Every time we chose Indian for dinner, Butter Chicken was the dish I would choose at the restaurant to contribute to the evening meal. I tried to recreate the dish using pre-made jars from the stores but found they never tasted quite the same as the restaurant. With my restaurant-style Butter Chicken cravings costing me lots of money, I decided to try and find a recipe that I could prepare at home to indulge in this comfort dish at a fraction of the cost.

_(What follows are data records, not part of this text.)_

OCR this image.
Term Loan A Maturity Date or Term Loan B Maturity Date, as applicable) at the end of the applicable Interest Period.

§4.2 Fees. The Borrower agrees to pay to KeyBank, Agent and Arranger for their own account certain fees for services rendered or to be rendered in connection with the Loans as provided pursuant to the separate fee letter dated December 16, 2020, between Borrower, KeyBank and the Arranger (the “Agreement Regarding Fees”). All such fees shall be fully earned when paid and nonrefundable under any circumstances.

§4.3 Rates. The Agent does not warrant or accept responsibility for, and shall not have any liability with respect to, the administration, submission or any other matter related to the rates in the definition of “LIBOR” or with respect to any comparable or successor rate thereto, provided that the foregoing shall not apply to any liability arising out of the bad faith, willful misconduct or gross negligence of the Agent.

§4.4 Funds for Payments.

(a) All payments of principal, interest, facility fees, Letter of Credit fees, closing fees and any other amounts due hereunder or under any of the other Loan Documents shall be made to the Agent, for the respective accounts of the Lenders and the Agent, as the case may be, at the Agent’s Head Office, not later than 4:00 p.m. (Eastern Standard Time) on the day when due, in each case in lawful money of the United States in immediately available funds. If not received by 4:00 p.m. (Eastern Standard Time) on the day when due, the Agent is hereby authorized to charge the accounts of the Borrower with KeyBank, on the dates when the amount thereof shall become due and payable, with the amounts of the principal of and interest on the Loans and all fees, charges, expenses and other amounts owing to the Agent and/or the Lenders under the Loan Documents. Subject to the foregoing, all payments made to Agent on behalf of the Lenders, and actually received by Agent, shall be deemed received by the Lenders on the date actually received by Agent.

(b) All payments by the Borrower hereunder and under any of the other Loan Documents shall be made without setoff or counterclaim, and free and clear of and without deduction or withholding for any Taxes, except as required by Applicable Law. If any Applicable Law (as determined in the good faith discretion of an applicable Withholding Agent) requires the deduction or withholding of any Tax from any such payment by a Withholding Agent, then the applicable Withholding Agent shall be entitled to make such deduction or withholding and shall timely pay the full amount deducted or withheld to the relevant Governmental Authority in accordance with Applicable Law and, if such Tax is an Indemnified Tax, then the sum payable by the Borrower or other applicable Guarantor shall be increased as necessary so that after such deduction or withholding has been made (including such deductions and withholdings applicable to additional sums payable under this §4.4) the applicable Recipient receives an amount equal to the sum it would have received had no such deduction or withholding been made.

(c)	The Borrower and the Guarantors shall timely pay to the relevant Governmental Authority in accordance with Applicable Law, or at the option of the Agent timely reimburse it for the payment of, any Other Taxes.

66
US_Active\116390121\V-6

Prep & Cooking Time – 45 minutes + marinating time | Serves – 4
for the marinade
– 600g chicken breast or thigh, diced
– 3 Tablespoons lemon juice
– 170g (one standard tub) of natural yoghurt
– 2 teaspoons minced ginger
– 2 teaspoons minced garlic
– 3 Tablespoons Tandoori paste
for the gravy
– 3 Tablespoon butter
– 2 cardamoms
– 1 cinnamon stick
– 2 cloves
– 400g (1 can) of tomato puree
– 1 Tablespoon tomato paste
– 1 teaspoon garam masala
– 1 Tablespoon honey
– 1Tablespoon dried fenugreek leaves (optional)
– 250ml thickened cream
Step 1. Combine chicken, lemon juice, salt, chilli powder, yoghurt, ginger, garlic and tandoori paste in a bowl. Leave to marinade for at least an hour but for best results, leave to marinade overnight.
Step 3. Once one side of the diced chicken is browned, turn the chicken over to cook the other side.
Step 4. While the chicken is grilling, prepare the gravy by melting butter in a saucepan on medium heat. Then add cardamoms, cinnamon stick and cloves, stirring for one minute.
Step 5. Add tomato puree and tomato paste then leave to simmer on low heat for 15 minutes with the lid half covered. During this time, the sauce will thicken.
Step 6. Add the rest if the ingredients (garam masala, honey, fenugreek leaves and thickened cream) as well as the grilled chicken to the saucepan and let it simmer for a further 15 minutes.
Step 7. Serve and garnish with coriander or butter.